Butch Harmon: Dustin Johnson "starting to remind me of Tiger Woods in the old days"

Harmon was speaking to Off The Ball ahead of this week's Ryder Cup

Tiger Woods, Dustin Johnson

Image: Lynne Sladky / AP/Press Association Images

Butch Harmon believes Dustin Johnson's recent form is reminiscent of Tiger Woods at his peak.

Speaking to Off The Ball ahead of this week's Ryder Cup in Hazeltine, Harmon explained what changes he has seen in the US Open champion that has inspired such high praise. 

"Well I think it started with the birth of his son," he began. "I think Dustin becoming a father has had a big influence on him, a big responsibility that he's never had before.

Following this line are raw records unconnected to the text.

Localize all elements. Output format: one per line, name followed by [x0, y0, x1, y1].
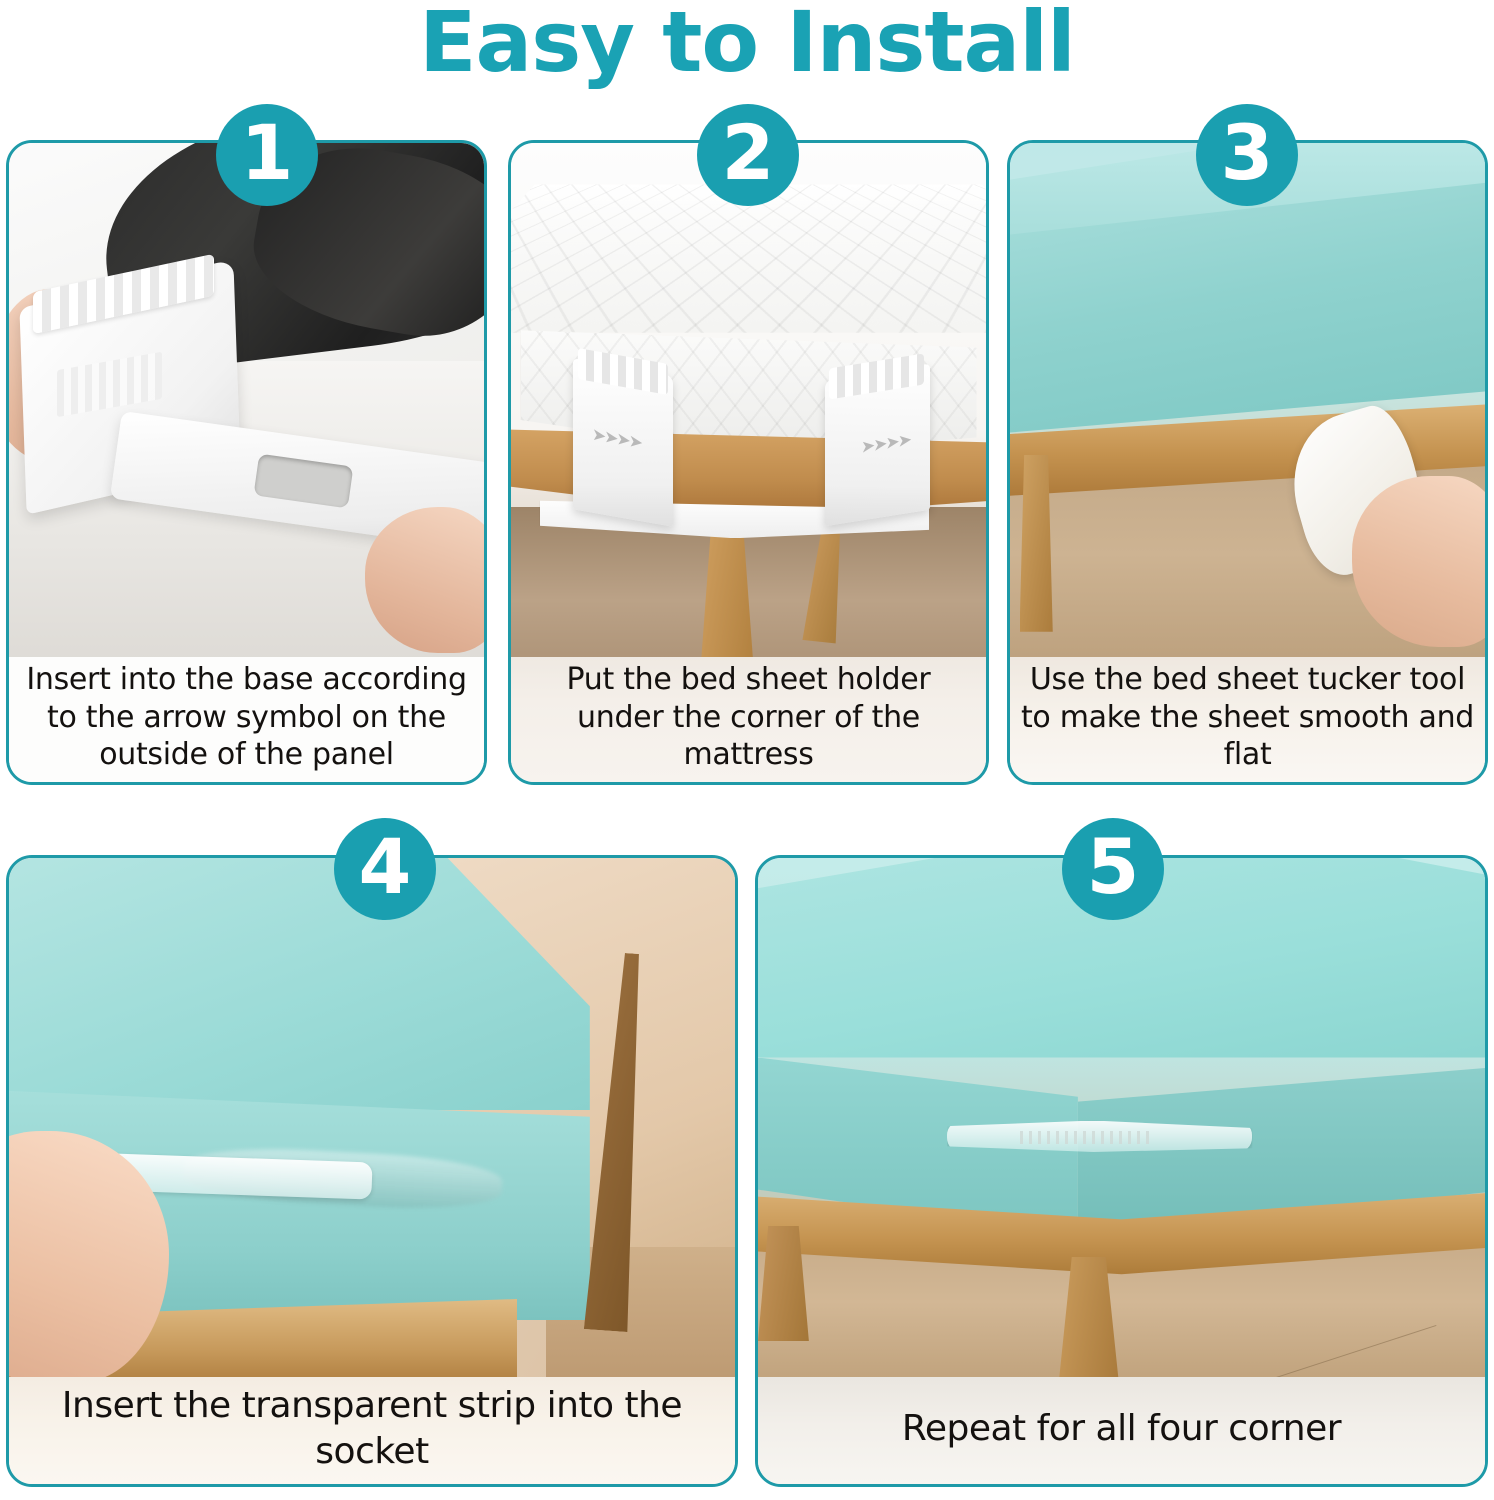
step-caption-3-text: Use the bed sheet tucker tool to make th…: [1020, 661, 1475, 774]
step-photo-1: [9, 143, 484, 663]
step-caption-5: Repeat for all four corner: [758, 1377, 1485, 1484]
step-card-1: Insert into the base according to the ar…: [6, 140, 487, 785]
step-card-5: Repeat for all four corner: [755, 855, 1488, 1487]
step-caption-2-text: Put the bed sheet holder under the corne…: [521, 661, 976, 774]
step-badge-5: 5: [1062, 818, 1164, 920]
step-badge-4: 4: [334, 818, 436, 920]
infographic-page: Easy to Install Insert into the base acc…: [0, 0, 1494, 1500]
step-caption-4-text: Insert the transparent strip into the so…: [19, 1383, 725, 1474]
step-caption-5-text: Repeat for all four corner: [768, 1406, 1475, 1451]
step-caption-1: Insert into the base according to the ar…: [9, 657, 484, 782]
step-caption-3: Use the bed sheet tucker tool to make th…: [1010, 657, 1485, 782]
step-card-4: Insert the transparent strip into the so…: [6, 855, 738, 1487]
step-badge-3-number: 3: [1221, 115, 1274, 191]
step-badge-5-number: 5: [1087, 829, 1140, 905]
step-caption-4: Insert the transparent strip into the so…: [9, 1377, 735, 1484]
step-photo-5: [758, 858, 1485, 1383]
step-badge-2-number: 2: [722, 115, 775, 191]
step-badge-2: 2: [697, 104, 799, 206]
step-card-3: Use the bed sheet tucker tool to make th…: [1007, 140, 1488, 785]
step-badge-4-number: 4: [359, 829, 412, 905]
step-card-2: ➤➤➤➤ ➤➤➤➤ Put the bed sheet holder under…: [508, 140, 989, 785]
step-photo-4: [9, 858, 735, 1383]
step-badge-3: 3: [1196, 104, 1298, 206]
step-photo-2: ➤➤➤➤ ➤➤➤➤: [511, 143, 986, 663]
step-badge-1: 1: [216, 104, 318, 206]
page-title: Easy to Install: [0, 0, 1494, 91]
step-caption-2: Put the bed sheet holder under the corne…: [511, 657, 986, 782]
step-badge-1-number: 1: [241, 115, 294, 191]
step-caption-1-text: Insert into the base according to the ar…: [19, 661, 474, 774]
step-photo-3: [1010, 143, 1485, 663]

"I see a lot more of a mature Dustin Johnson than I've seen. For years I've been trying to get him to fade the ball off the tee when he needed to hit the fairway, and he's bought into that beautifully. Now he hits a fade most of the time, and he's turned himself into a fantastic driver.

"Not only does he hit one of the longest drives, but he's getting 60-65% of his fairways. Then his wedge was the weakest part of his game, and we talked at the end of last year that he had to improve his proximity to the hole from 150 yards in. Quite frankly, he plays about every hole from inside about 150 yards.

"He has worked his tail off at that. He's taken the weakest part of his game and made it a strength." 

Johnson reeled in Shane Lowry in the final round at Oakmont, and even had the mental strength to play through a potential stroke penalty, a move which was widely praised by fellow players. The USGA only revealed after his round that he had incurred the penalty.

"You know winning a major championship... I said it all along when he wins one, the floodgates are going to open and he's going to win a lot of them.

"Not that he wasn't confident before, but he plays with a different confidence now. He knows who he is, and he knows his golf game. He's worked harder. 

"I told him after he won a couple of weeks ago, he's starting to remind me of Tiger Woods in the old days. He hits it as far as anyone, he puts it in the fairway better. His short game is better, and he's starting to be that guy that, when he's on, he's almost impossible to beat."